The following simulation demonstrates this. The graph shows the results of 400 simulations. Each simulation randomly sampled from a Gaussian population with mean=100 and SD=15. One hundred samples had only duplicate values (n=2, left panel of graph). Another 100 had n=3, n=10 and n=50. Each dot on the graph shows the SD of one randomly generated sample. The long horizontal line shows the true population SD, which is 15.0. The shorter horizontal lines show the mean of the SDs from the 100 simulated samples for each sample size.
You can see that the mean SD is a bit too low for the n=2 and n=3 samples. This is not just a glitch due to random sampling, but rather is a consistent finding. The SD is the square root of variance. The equation that computes variance (with N-1 in the denominator) is correct. The average of the variances of these simulated samples are indeed very close to the true population variance. Taking the square root of the variances to compute the SD reduces the large variances more than the small, and the mean of the SDs underestimates the true population SD.
An unbiased estimate of the population SD equals the computed sample SD divided by a quantity known as c4 (The c, I think, is for control chart; I don't know why it is called c4). The value of c4, of course, depends on sample size. it is computed with this Excel formula:
=EXP(GAMMALN(N/2)+LN(SQRT(2/(N-1)))-GAMMALN((N-1)/2))

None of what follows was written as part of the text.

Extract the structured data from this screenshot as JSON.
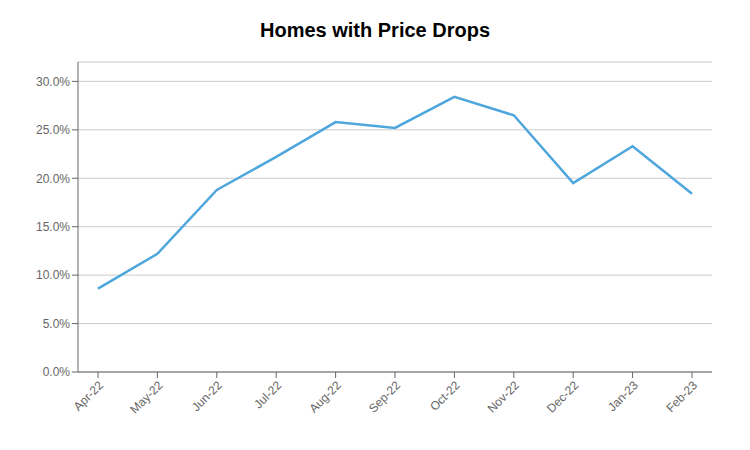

With n=2, the computed SD is too low by about 20%. With n=10, the discrepancy is only about 3%. Other values are tabulated below:
n | C4 |
2 | 0.79788 |
3 | 0.88623 |
4 | 0.92132 |
5 | 0.93999 |
6 | 0.95153 |
7 | 0.95937 |
8 | 0.96503 |
9 | 0.96931 |
10 | 0.97266 |
15 | 0.98232 |
20 | 0.98693 |
30 | 0.99142 |
50 | 0.99491 |
100 | 0.99748 |
Prism and InStat compute the sample standard deviation without the correction detailed above. They don't even offer the option of including the c4 correction. Few programs do. Why is this correction commonly ignored?
- If you really care about differences between means, then what matters is the variance. The t test and one-way ANOVA use variances in their internal calculation. The square of the sample SD (without the c4 correction) is the best estimate of the population variance.
- Inferences based on the confidence interval of the mean are also correct when the sample SD is used (the theory is based onthe variance not the standard deviation).
- The correction is tiny unless the samples are really small. Even then, as the graph above shows, the systematic deviation of the sample SD from the population SD is tiny compared to the random variation.
- Tradition. A new definition of SD would be confusing. It is confusing enough to have two definitions (n vs. n-1).